Apprezziamo anche gli eroici sforzi degli operatori sanitari in prima linea, per lo più congolesi, delle persone delle comunità colpite e dei partner – continua la dichiarazione – Nonostante l’incessante lavoro, la malattia continua a diffondersi. Questa epidemia si sta verificando in una zona di conflitto attivo che rende molto più complicata una risposta efficace a causa dell’insicurezza, compresi gli attacchi armati agli operatori e alle strutture sanitarie e lo sfollamento della popolazione. In alcune delle zone colpite, la violenza ci impedisce di raggiungere le comunità e di lavorare con loro per fermare un’ulteriore trasmissione”. “Chiediamo a tutte le parti coinvolte nelle violenze di garantire che i soccorritori possano svolgere il loro lavoro in sicurezza e che coloro che cercano assistenza possano accedervi senza timore di attacchi. Siamo orgogliosi del lavoro che noi e i nostri partner abbiamo svolto finora, collaborando con le comunità a sostegno della risposta guidata dal governo per proteggere le persone a rischio e per l’assistenza alle persone colpite” , rimarca la lettera.
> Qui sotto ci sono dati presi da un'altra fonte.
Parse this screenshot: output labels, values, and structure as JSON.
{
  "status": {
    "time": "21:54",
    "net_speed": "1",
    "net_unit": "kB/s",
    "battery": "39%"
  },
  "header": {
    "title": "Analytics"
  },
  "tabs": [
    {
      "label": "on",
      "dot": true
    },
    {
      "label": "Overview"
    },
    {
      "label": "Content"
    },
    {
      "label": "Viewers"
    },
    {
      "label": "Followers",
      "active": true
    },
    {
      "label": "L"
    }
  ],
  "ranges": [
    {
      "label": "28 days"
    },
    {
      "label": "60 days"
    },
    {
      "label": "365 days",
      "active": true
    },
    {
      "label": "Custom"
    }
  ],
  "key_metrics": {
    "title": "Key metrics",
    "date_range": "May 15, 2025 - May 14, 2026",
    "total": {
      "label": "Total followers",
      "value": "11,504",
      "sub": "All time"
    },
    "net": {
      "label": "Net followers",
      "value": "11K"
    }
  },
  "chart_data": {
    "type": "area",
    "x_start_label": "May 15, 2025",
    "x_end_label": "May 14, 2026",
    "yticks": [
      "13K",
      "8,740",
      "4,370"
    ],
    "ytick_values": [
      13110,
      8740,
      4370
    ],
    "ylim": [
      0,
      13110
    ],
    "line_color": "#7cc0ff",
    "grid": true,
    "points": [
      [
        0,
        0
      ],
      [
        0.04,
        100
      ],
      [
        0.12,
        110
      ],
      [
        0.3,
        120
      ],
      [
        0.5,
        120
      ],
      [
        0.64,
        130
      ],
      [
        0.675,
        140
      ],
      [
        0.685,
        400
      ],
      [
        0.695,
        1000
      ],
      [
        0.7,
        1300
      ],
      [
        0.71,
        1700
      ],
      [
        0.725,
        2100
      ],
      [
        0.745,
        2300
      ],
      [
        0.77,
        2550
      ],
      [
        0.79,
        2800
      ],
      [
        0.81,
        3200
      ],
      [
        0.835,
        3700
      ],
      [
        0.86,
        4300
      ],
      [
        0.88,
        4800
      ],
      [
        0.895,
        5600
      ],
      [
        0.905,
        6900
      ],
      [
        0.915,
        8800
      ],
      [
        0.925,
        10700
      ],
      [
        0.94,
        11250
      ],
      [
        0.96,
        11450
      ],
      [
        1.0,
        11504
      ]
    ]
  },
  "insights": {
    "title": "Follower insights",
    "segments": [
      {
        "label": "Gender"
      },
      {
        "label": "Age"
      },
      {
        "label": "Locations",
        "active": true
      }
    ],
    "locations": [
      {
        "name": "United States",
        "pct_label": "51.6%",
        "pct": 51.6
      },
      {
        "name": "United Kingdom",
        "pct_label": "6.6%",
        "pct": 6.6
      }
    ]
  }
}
Infine, Tedros Adhanom Ghebreyesus, Mark Lowcock, Henrietta Fore e David Beasley chiedono “di costruire su questi risultati, ma per farlo abbiamo urgentemente bisogno di un sostegno molto più forte da parte della comunità internazionale. Il governo ha bisogno di più sostegno che mai. La risposta sanitaria pubblica a un’epidemia di Ebola richiede un livello eccezionale di investimenti; il 100% dei casi deve essere trattato e il 100% delle persone che hanno avuto dei contatti deve essere rintracciato e gestito”. “Abbiamo bisogno – concludono – di trasporti aerei per portare i soccorritori e le attrezzature fondamentali in alcune delle aree più remote e di magazzini per conservare in sicurezza le preziose forniture sanitarie, compresi i vaccini. Continueremo ad accelerare la nostra risposta e chiediamo ai partner vecchi e nuovi di fare lo stesso”.